Jan Mierzejewski, mieszkaniec Wołomina, urodził się w 1929 r. Gdy wybuchła II wojna światowa miał 10 lat i kończył czwartą klasę Publicznej Szkoły Powszechnej Nr 1, na Wileńskiej. Do klasy piątej, szóstej i siódmej szkoły nr 1, chodził na Warszawską, gdzie wcześniej znajdowała się szkoła żydowska. W latach 1943-1945 pierwszą i drugą klasę gimnazjum ukończył na tajnych kompletach. U p.
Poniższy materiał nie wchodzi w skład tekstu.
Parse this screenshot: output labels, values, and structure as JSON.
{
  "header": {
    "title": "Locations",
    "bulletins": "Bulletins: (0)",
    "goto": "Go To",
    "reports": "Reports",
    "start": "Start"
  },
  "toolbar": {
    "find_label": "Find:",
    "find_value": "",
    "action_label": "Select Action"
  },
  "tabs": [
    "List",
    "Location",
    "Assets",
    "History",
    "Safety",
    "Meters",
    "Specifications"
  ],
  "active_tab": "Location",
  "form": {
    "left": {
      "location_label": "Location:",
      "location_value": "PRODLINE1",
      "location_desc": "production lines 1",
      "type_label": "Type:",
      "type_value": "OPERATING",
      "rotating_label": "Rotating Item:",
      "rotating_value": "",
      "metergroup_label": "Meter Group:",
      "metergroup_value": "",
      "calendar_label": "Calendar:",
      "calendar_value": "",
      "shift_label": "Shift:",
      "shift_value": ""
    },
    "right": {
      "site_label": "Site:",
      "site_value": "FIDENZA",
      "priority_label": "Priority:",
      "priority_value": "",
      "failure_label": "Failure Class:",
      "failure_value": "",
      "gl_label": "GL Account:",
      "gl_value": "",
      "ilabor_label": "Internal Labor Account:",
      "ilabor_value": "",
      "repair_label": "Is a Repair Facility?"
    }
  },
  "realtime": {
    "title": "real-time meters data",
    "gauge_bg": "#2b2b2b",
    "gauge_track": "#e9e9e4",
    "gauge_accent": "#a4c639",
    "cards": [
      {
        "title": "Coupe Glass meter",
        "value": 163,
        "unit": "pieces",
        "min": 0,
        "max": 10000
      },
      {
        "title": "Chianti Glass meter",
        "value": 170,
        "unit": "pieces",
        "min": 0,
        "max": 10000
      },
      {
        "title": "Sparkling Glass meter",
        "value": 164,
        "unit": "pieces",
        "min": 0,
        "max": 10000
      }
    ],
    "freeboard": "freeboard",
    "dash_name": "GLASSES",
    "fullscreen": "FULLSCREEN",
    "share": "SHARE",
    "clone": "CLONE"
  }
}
Bolesława Pławskiego, na I piętrze, w murowanym budynku róg Kościuszki i Lipińskiej uczył się fizyki i matematyki, na język niemiecki i polski biegał na ulicę Poniatowskiego, do „Prefinka”, nauczyciela wysiedlonego z ziem zachodnich. U Ireny Tubielewiczówny na Warszawskiej 29 m.3 poszerzał wiadomości z historii, historii starożytnej i łaciny.
Po Wielkanocy 1945 roku, trafił na lekcje do „panny Krysi”(tak uczniowie nazywali nauczycielkę niewiele od nich starszą). Miał zaległości w nauce na skutek choroby trwającej około dwa miesiące (zapalenie płuc po kąpieli w przerębli). Wówczas ojciec spotkał panią Natalię Kwapiszewską, mówił o problemie, a ta poradziła, by zgłosił się z synem do jej córki, Krystyny.
Pierwsze wrażenie szkoły na poddaszu, młodego chłopaka zaskoczyło: zobaczył pełną mobilizację, atmosferę nauki i dyscypliny wśród uczniów, i o dziwo, dyscypliny, której nie trzeba było „trzymać”. Dla tych, którzy mieli zaległości panna Krysia prowadziła dodatkowe lekcje. Janek korzystał z indywidualnej nauki języka niemieckiego, zawsze po niedzielnej mszy. Pamięta spotkania na podwórku, pod drzewem, lipą czy kasztanowcem, tam godzinami czytano półgłosem m.in. dzieła Mickiewicza, Sienkiewicza, Prusa i Żeromskiego, odbywały się dyskusje. Panna Krysia starała się odpowiedzieć na wszystkie pytania, ale gdy nie potrafiła, mówiła: „Nie wiem, odpowiem jutro, zapytam ojca”. Jej stosunek do uczniów był koleżeński, wręcz serdeczny, tym ich ujmowała. Pamięta, jak na imieniny, w czerwcu, podarowała mu różę wyciętą z ogródka i tym u obserwatorów spowodowała „burzę mózgów”.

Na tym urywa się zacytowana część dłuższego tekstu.